The skin-crawling appeal of “The Curse” is in the way it makes you want to get up from your couch, unzip yourself from your human suit and run your skeleton bones out into the woods where you can be buried and disassociate from civilization for the rest of time.
It’s not often that a piece of filmed entertainment has that kind of effect, which is like weaponized, military grade cringe. (The first three chapters of the 10-episode series were screened for the purposes of this review.) But creators Nathan Fielder and Benny Safdie zero in on a winning (losing) formula, centering on a couple filming a reality show for a home improvement network, and passing their seismic lack of self-awareness and the ripple effect it creates on to the viewer.
The couple is Fielder and no less than Academy Award-winner Emma Stone, who play Asher and Whitney Siegel, a married couple pitching a show to HGTV about their supposedly philanthropic efforts to rehabilitate a New Mexico community, through gaudy “sustainable” homes built out of boxy, mirrored exteriors.
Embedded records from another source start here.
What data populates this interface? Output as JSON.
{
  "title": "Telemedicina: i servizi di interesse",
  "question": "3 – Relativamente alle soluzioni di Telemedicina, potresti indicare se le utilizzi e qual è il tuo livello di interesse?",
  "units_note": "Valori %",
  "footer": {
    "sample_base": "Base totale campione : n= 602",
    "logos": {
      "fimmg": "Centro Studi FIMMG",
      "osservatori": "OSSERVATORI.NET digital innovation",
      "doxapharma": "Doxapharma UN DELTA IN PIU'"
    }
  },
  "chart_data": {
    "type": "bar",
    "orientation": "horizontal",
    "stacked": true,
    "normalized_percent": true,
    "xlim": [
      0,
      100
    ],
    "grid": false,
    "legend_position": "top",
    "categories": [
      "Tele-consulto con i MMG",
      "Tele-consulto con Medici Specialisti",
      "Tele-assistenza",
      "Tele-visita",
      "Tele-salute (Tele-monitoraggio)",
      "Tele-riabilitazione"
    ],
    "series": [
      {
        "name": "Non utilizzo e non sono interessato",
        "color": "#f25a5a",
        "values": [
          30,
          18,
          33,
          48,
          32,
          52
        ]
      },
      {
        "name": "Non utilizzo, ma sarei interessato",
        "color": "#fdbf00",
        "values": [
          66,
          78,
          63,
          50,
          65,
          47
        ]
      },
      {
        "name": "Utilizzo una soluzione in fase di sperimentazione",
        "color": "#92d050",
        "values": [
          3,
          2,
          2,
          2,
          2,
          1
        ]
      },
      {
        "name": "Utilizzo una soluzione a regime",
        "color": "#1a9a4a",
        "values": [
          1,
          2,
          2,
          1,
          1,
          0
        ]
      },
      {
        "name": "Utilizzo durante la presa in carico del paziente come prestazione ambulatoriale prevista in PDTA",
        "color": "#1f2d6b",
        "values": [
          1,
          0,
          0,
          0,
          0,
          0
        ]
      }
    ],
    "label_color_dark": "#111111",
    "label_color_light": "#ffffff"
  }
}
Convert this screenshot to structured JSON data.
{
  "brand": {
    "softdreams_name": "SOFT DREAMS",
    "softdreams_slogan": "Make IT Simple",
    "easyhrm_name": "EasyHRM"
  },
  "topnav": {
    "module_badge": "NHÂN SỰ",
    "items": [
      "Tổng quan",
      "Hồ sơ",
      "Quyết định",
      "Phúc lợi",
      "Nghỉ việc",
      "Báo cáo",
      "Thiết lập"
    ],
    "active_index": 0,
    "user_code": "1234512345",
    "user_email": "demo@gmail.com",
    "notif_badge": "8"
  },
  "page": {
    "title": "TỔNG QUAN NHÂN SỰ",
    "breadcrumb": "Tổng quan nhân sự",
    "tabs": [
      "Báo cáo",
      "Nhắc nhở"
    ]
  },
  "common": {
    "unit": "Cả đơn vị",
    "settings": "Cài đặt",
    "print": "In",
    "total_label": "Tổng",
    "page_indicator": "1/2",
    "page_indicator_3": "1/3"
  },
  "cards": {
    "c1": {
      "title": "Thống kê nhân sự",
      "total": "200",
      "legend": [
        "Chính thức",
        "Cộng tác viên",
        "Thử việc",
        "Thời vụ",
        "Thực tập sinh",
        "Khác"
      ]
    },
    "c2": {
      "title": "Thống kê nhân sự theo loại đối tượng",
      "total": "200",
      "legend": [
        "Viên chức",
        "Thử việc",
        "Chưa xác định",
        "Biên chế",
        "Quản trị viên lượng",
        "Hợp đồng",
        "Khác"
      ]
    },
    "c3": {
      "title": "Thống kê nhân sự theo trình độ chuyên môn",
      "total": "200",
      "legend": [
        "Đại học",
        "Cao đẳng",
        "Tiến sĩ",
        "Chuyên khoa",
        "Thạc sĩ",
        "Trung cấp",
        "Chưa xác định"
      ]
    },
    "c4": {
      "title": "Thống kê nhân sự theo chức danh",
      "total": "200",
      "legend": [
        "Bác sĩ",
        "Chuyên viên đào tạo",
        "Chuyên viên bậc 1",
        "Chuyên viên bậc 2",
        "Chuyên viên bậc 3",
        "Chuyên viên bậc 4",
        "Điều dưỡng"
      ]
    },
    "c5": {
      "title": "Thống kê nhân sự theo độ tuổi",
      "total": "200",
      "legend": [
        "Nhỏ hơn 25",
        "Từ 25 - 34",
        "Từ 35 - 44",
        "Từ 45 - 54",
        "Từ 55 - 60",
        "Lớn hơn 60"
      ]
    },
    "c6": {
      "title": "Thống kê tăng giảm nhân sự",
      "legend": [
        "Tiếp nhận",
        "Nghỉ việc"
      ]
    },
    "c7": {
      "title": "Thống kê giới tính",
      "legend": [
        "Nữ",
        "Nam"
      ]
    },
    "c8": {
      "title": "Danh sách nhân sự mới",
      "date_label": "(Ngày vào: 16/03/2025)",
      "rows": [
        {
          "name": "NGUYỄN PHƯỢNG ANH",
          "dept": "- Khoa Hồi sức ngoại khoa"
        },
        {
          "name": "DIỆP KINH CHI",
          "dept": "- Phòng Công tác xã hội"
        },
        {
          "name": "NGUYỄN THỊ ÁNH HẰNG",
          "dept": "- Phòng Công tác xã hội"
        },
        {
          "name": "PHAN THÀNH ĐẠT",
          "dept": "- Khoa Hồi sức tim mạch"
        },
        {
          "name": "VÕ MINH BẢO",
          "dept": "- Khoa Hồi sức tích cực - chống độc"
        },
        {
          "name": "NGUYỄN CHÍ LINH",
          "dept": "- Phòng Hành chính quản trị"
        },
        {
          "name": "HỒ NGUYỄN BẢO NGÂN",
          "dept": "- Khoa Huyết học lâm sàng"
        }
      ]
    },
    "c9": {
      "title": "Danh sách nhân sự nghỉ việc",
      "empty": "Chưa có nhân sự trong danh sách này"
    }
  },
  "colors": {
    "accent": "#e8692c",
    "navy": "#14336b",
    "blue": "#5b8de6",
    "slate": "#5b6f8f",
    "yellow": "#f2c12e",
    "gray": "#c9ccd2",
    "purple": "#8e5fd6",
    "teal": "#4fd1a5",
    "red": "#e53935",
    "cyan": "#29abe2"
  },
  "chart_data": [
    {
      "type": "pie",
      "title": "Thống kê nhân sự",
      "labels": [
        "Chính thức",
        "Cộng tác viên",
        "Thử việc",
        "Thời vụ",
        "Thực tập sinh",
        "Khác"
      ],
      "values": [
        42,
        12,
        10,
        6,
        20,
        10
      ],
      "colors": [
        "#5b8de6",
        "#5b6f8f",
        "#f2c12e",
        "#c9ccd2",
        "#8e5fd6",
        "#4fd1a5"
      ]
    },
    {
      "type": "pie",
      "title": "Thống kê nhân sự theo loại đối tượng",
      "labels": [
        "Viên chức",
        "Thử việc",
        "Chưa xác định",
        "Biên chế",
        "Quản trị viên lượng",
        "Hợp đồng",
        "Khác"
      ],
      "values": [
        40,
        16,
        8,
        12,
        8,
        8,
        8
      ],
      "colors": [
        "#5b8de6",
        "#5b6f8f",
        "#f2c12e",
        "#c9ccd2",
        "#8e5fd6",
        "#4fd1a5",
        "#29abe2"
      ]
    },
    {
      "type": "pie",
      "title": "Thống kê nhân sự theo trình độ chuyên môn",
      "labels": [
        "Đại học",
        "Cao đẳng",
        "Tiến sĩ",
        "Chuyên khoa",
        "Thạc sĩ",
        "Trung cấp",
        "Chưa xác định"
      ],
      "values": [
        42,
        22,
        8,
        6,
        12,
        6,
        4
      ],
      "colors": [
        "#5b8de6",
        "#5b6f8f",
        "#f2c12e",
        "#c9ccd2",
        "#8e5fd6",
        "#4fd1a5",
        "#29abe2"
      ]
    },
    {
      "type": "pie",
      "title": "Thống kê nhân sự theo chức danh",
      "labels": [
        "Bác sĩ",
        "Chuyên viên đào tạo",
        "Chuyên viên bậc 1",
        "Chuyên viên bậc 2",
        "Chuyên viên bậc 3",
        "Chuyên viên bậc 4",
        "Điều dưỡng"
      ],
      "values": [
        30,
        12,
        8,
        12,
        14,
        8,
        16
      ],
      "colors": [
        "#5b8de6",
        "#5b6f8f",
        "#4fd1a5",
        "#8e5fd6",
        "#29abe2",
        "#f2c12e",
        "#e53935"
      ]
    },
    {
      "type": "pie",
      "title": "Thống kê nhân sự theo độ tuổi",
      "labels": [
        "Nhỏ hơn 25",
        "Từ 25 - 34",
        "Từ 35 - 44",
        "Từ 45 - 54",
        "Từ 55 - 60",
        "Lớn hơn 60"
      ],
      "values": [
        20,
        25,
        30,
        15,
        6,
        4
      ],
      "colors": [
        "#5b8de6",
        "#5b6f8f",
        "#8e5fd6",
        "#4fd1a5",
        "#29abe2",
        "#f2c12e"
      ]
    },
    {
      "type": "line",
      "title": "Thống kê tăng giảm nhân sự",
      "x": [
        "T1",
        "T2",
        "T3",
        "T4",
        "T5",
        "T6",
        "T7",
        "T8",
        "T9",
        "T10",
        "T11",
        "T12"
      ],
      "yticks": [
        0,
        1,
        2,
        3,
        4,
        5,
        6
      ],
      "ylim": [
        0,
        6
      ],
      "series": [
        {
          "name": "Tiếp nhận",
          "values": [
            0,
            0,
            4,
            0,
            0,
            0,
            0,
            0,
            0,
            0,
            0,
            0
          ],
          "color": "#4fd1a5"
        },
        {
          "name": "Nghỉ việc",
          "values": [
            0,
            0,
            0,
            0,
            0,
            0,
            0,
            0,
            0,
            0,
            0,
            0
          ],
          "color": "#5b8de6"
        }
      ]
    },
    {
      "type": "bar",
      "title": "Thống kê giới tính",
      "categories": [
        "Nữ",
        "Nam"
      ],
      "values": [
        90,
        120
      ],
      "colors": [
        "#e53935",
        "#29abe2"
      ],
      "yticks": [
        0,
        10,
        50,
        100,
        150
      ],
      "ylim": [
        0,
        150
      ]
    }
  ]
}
They’re not outright villains, they just go about everything the complete and total wrong way, their drive-by attempts at do-gooding reeking of white saviorism.
Fielder is the mischievous provocateur who has made awkwardness his stock-in-trade; his 2022 HBO series “The Rehearsal” was such an odd study of human behavior that it read like a training video for aliens trying to assimilate with our species. He and Safdie — one-half of the Safdie brothers duo, who specialize in hyper-charged experiments in anxiety (see “Good Time,” “Uncut Gems”) — make for an unholy combo if the goal is passive, relaxing viewing.